THE CLASSIC YOU’VE PRETENDED TO HAVE READ…
 
I don’t know...maybe The Bible when I was in Lutheran confirmation class. I think I’ve read most of the whole thing since, though.
 
THE MOVIE ADAPTATION YOU’VE LOVED…
 
Jaws. (I can recite great chunks after a few home-brews...)
 
THE BOOK YOU’D LIKE TO SEE AS A MOVIE…
 
My Uncle Oswald by Roald Dahl, but only if they do it right. It would probably have to be rated X, however. I wish they would do a straight adaptation of either Robert E. Howard or Karl Edward Wagner. I don’t understand why Hollywood keeps trying to rewrite these great writers. Howard is legendary for the stories he wrote, so why doesn’t Hollywood make what he wrote? Why do they think their pastiches are better? Against the evidence!
 
THE IMAGINARY PLACE WHERE YOU COULD LIVE…
 
The world I create in my own books, especially the Stillman books. I like that one though it can be violent at times. 
 
THE GENRE YOU’D READ IF YOU WERE LIMITED TO ONE…
 
I would say westerns if there were better westerns written, but, outside of my own, he-he, and damn few others, there just aren’t. So I’d probably read sword and sorcery just for Karl Edward Wagner if no one else but I probably say that now because I happen to be reading Wagner again. If I were reading Chandler, I’d probably say detective noir. 
 
THE BOOK YOU’VE RETURNED TO AGAIN AND AGAIN…

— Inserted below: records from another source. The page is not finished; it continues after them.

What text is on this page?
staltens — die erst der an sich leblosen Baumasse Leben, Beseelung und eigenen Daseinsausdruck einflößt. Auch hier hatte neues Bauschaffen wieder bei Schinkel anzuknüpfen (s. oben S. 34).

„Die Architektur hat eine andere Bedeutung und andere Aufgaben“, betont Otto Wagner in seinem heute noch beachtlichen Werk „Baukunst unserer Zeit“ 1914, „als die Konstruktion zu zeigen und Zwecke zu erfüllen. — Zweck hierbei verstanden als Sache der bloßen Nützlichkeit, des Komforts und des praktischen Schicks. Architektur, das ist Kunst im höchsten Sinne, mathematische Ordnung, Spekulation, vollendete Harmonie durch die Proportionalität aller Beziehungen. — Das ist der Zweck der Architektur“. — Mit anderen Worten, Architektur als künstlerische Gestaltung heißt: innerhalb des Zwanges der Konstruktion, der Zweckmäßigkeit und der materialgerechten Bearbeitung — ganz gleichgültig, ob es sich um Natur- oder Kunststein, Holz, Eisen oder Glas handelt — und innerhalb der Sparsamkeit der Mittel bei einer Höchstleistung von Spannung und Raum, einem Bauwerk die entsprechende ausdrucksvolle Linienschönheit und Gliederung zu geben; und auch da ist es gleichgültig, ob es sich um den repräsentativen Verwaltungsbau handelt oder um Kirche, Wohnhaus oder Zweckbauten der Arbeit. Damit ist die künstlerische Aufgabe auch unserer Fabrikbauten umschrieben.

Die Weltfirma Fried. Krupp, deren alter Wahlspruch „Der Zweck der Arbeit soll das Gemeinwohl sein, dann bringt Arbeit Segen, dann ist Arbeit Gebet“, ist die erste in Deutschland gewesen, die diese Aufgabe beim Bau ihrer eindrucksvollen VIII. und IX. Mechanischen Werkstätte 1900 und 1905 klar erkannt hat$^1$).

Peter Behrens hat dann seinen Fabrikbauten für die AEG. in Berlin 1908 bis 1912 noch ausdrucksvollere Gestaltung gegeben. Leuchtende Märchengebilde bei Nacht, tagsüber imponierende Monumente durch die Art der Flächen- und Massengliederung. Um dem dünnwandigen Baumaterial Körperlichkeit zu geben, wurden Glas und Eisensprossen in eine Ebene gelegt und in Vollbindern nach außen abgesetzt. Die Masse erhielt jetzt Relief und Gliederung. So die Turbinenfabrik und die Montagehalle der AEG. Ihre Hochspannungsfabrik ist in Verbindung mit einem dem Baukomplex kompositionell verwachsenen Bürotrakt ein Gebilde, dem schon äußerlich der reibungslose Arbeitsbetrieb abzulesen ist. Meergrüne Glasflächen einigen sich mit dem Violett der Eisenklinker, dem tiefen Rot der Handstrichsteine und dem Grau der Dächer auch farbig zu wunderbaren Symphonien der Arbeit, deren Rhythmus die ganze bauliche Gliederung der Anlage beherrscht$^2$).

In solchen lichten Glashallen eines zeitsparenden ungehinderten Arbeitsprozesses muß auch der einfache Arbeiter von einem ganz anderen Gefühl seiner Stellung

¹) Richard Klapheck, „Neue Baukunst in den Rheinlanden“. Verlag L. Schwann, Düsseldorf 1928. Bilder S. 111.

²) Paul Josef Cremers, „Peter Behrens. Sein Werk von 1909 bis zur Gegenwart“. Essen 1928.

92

Probably the book I reread the most often is Hemingway’s collected stories but I have to also mention Smith & Other Events by Paul St. Pierre, little-known (to Americans) Canadian writer, now dead.
 
THE FICTIONAL FRIENDS YOU’D LOVE TO HAVE…
 
Conan. Man, could that guy back you in a bar fight!
 
THE LAST NOVEL TO MAKE YOU LAUGH AND THE LAST TO MAKE YOU CRY…
 
Roughing It by Twain and The Determined Heart by Antoinette May (about Mary Shelley).
 
WHAT YOU’RE READING NOW…
 
Night In The Lonesome October by Richard Laymon.
 
Peter’s newest series features U.S. Marshal Bear Haskell, former union war hero, former Pinkerton agent, current deputy United States marshal. Bear is a big man—over six and a half feet tall and as broad as a barn door. He wears a necklace of bear claws taken from the grizzly who almost had him for supper. That’s the kind of man Bear is. He holds a grudge and he gives no quarter—to grizzly bears or men.